Incidence and correlates of mortality in adults with congenital heart disease of different age groups

Int J Cardiol Congenit Heart Dis. 2024 Feb 15:15:100499. doi: 10.1016/j.ijcchd.2024.100499. eCollection 2024 Mar.

Abstract

Background: Aging is associated with acquired comorbidities that potentially influence the natural history and outcomes of adults with congenital heart disease (CHD). The purpose of this study was to compare the clinical characteristics, as well as the incidence and correlates of all-cause mortality between different age groups.

Method: Adults with CHD were categorized into 3 age groups based on age at baseline encounter: Group 1 (age 18-40 years); Group 2 (age 41-65 years), and Group 3 (age >65 years).

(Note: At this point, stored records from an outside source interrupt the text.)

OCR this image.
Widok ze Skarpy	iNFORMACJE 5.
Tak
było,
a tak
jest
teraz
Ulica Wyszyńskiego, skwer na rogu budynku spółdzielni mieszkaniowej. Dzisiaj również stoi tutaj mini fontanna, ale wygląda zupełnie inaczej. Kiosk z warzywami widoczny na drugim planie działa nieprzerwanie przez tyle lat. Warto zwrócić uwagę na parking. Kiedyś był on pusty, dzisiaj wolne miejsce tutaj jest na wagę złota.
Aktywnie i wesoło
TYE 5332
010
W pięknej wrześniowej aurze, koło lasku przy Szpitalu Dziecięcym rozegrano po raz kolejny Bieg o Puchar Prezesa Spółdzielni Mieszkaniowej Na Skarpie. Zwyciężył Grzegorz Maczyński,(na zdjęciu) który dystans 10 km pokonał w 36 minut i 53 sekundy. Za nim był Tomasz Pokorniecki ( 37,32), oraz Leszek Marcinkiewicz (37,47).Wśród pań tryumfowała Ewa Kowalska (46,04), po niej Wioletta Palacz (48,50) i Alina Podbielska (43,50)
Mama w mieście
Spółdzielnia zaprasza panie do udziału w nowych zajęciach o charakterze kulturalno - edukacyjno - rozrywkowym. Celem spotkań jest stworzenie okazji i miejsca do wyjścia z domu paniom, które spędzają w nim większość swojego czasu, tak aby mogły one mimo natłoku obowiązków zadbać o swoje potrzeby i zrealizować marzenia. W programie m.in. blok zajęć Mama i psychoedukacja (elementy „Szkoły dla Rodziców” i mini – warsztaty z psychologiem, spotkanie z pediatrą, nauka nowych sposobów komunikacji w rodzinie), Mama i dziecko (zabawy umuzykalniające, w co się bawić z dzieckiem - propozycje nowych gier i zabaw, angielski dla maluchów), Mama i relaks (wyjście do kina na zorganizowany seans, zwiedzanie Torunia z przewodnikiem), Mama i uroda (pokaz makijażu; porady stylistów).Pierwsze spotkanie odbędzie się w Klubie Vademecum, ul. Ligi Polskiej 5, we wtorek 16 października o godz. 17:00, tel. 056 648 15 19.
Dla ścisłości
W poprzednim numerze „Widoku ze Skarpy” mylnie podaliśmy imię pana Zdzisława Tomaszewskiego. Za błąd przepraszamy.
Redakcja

Results: Of 5930 patients (age 37 ± 15 years), 3009 (51%), 2422 (41%), and 499 (8%) were in Groups 1, 2 and 3, respectively. Compared to Group 1, patients in Groups 2 and 3 were less likely to have complex CHD, but more likely to have acquired comorbidities, end-organ dysfunction, ventricular systolic dysfunction, and valvular heart disease. Compared to Group 1, Groups 2 and 3 had higher incidence of all-cause mortality (7.2 versus 15.3 versus 47.8 per 1000 patient-years, respectively, p < 0.001), and lower proportion of deaths from cardiovascular causes (87% versus 77% versus 71%, respectively, p < 0.001). Furthermore, the correlates of all-cause mortality were different between the age groups, with acquired comorbidities such as hypertension, coronary artery disease, and hepatorenal dysfunction being associated with mortality in Group 3, while indices of CHD severity such as number of prior cardiac surgery, and presence of complex CHD being associated with all-cause mortality in Group 1.

Conclusions: These results suggest the need for management strategies tailored to address the correlates of outcomes in each age group.

Keywords: Age; Comorbidities; Congenital heart disease; Prognostication.